'O homem vulgar, por muito dura que lhe seja a vida, tem pelo menos a felicidade de não a pensar.'


Bernardo Soares in Livro do Desassossego






31/08/2010

Morreu.


Tão somente. Sem avisar, sem dizer que já não vinha, sem forças para encostar a mão à minha.
Naquela cama que A prendia, com aqueles tubos que não entendia, a soro porque já não comia.
Depois da azáfama, não é fácil acabar nos quatro muros duma cama, que nem sequer era A sua, mas que foi o Seu mundo por um mês.



E eu ali, tão afastadamente perto.
E eu ali, a pensar comprar um cinto novo, hoje esteve imenso calor, vou jantar não sei onde.
E Ela ali, com a existência a dissipar-se a cada fôlego, a respiração pesada e rápida, os tubos e a máscara, o calor e o sufoco.
E Ela ali, a testa sem rugas, as mãos macias, os ombros brancos, os lábios trémulos, os olhos descrentes na continuidade, cansados de abrir. Mas de cada vez que os abria, quando eu A chamava, via aqueles olhos lindos, repletos.
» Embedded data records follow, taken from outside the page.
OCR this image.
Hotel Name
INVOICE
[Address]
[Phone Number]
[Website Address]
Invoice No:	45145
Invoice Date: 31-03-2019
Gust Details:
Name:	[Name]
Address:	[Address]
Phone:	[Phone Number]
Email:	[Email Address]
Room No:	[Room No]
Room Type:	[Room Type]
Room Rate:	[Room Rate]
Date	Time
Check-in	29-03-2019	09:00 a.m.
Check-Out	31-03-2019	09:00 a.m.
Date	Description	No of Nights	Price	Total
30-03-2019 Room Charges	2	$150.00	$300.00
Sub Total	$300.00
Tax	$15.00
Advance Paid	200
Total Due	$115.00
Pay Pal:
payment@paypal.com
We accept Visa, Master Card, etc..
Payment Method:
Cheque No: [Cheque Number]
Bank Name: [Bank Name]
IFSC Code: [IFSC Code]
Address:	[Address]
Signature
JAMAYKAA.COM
– Vinte anos antes, o quarto dos brinquedos, eu e o meu primo e os piratas e o barco e os cowboys e o forte da playmobil. E Ela a aparecer à porta, com bolo e com sorriso e com amor e com tanto que eu não consegui retribuir. Se a juventude soubesse, se a velhice pudesse. Não sabíamos todos, então, que a morte se esconde nos relógios –



E nós aqui,
a questionar a dignidade dos últimos tempos, a derradeira solidão, a constrição de ver o marido no hospital, o medo de estar sozinha, a queda, a coragem de se arrastar até ao telefone, a vontade de viver,
e eu ali, de pé na ambulância, a pompa face aos paramédicos, a merda do nome completo, o tom enfatuado, a arrogância que não soube esconder mas só porque não queria que A tratassem como outra qualquer.
E ela ali, rendida à maca, fendida pela dor, a memória é traiçoeira e hoje creio que havia um brilho à Sua volta, era Madona Esterhazy de Raphael, os olhos devotos em mim, e eu ali.
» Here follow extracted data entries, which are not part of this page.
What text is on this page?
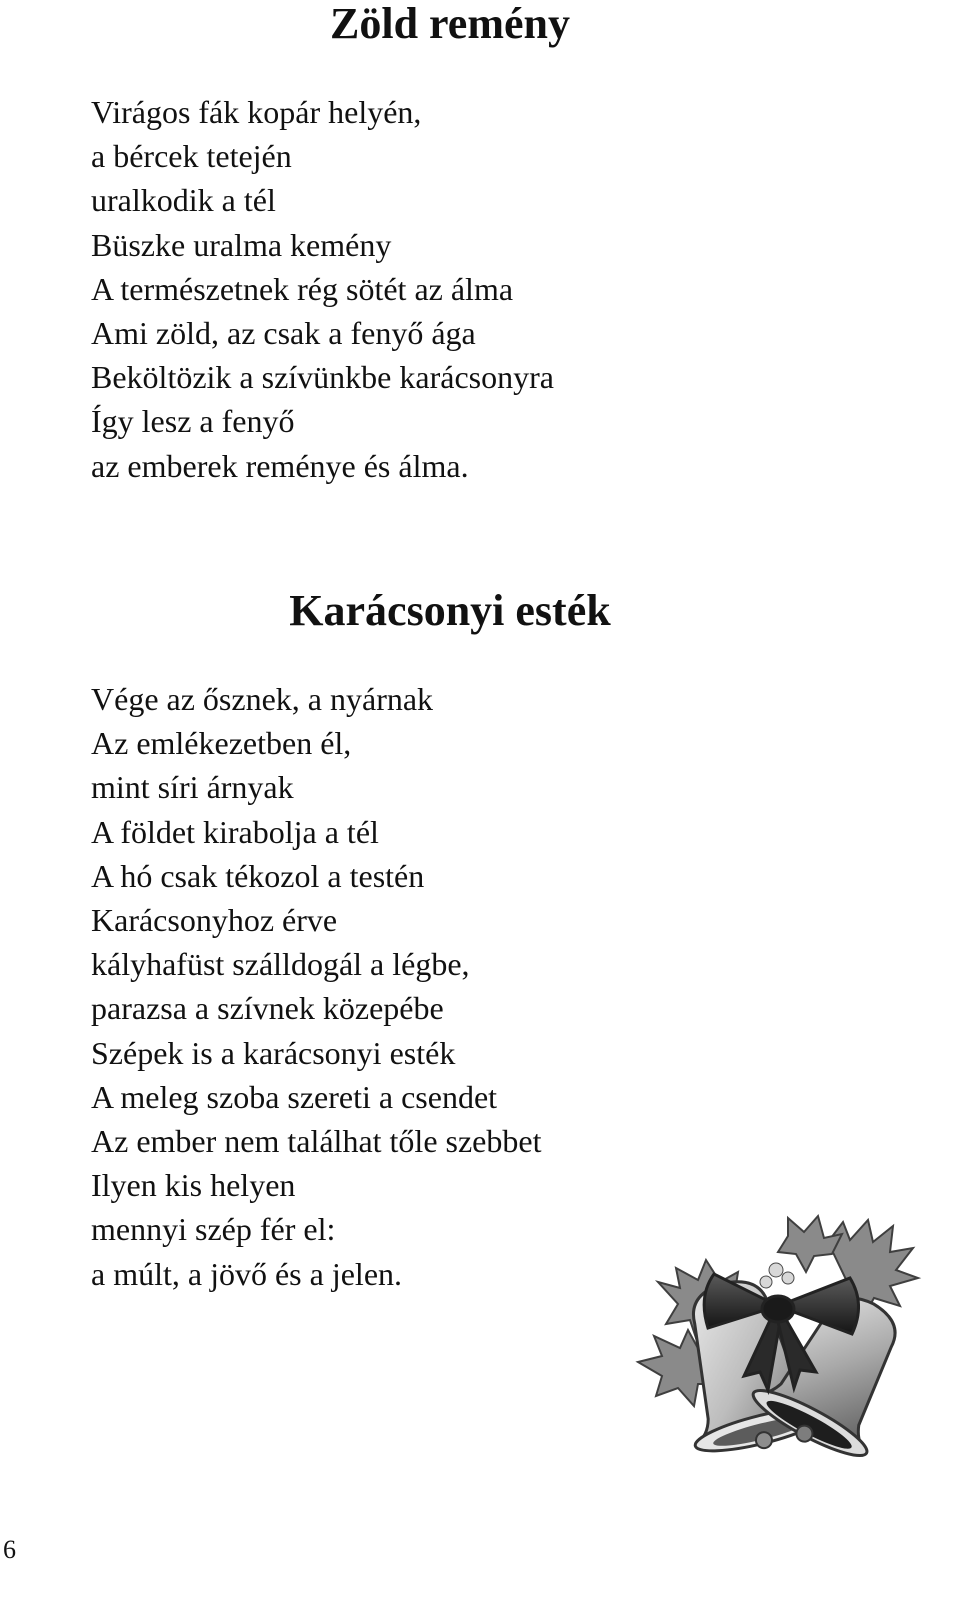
Zöld remény
Virágos fák kopár helyén,
a bércek tetején
uralkodik a tél
Büszke uralma kemény
A természetnek rég sötét az álma
Ami zöld, az csak a fenyő ága
Beköltözik a szívünkbe karácsonyra
Így lesz a fenyő
az emberek reménye és álma.
Karácsonyi esték
Vége az ősznek, a nyárnak
Az emlékezetben él,
mint síri árnyak
A földet kirabolja a tél
A hó csak tékozol a testén
Karácsonyhoz érve
kályhafüst szálldogál a légbe,
parazsa a szívnek közepébe
Szépek is a karácsonyi esték
A meleg szoba szereti a csendet
Az ember nem találhat tőle szebbet
Ilyen kis helyen
mennyi szép fér el:
a múlt, a jövő és a jelen.
6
Passaram tantos anos – quantos anos foram? – que já não o sei fazer. E aqui, escondido, humilde e desarmado, só sinto a cara esticada, um arrepio dorido na garganta e na mandíbula e as memórias que me salgam os lábios. Não há desespero ou angústia. Só o vazio de nunca mais poder chamar-Lhe Avó.



A morte fala-nos com uma voz profunda para não nos dizer coisa alguma.
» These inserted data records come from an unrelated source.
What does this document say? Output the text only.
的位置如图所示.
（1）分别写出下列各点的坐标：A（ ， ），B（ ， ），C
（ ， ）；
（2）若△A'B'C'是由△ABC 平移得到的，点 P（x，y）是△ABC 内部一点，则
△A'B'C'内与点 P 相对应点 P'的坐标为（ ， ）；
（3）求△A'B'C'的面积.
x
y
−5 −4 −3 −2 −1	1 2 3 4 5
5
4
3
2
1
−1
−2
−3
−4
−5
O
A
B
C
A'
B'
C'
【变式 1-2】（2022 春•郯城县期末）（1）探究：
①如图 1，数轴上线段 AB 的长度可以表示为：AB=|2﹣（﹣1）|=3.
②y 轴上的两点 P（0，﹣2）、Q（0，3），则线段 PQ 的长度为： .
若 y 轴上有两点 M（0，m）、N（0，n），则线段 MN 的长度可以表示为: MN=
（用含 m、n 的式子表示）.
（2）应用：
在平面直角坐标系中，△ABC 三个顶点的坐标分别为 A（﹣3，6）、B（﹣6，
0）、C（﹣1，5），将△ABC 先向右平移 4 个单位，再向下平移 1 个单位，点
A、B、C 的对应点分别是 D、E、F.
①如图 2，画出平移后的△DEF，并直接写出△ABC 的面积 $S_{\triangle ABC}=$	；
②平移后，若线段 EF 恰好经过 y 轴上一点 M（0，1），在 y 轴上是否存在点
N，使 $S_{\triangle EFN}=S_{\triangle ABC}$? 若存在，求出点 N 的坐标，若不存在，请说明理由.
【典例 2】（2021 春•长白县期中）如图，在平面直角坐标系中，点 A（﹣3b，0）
Imagino que pouca gente entenderá o que Ela fez por mim.
O que Ela fez.



E eu aqui, entre os que ficaram, só queria partir, sentir-Lhe o colo e ver o esquadrão classe a, telefonar-Lhe e fingir que sou outra pessoa, ouvi-La pedir que não saia hoje porque está frio. Agarrar-Lhe as mãos velhinhas e explicar-Lhe que a gratidão não prescreve, porque o amor olha a morte com ares de soberba, tomando-a por indigna de si.



Não há frases presunçosas ou conclusões silogísticas. Só o que sinto, adoro, admiro, quanto faz parte de mim e quanto conservarei para sempre. Não sei se Lho disse vezes suficientes; queria tê-lo repetido até ao expoente da demência.



2 comentários:

Anónimo disse...

É bom ver-te a saberes valorizar aquilo que realmente é importante... ;)

M

Zé Tó disse...

Se é que há vida depois da morte, a tua avó ficará orgulhosa por estas palavras.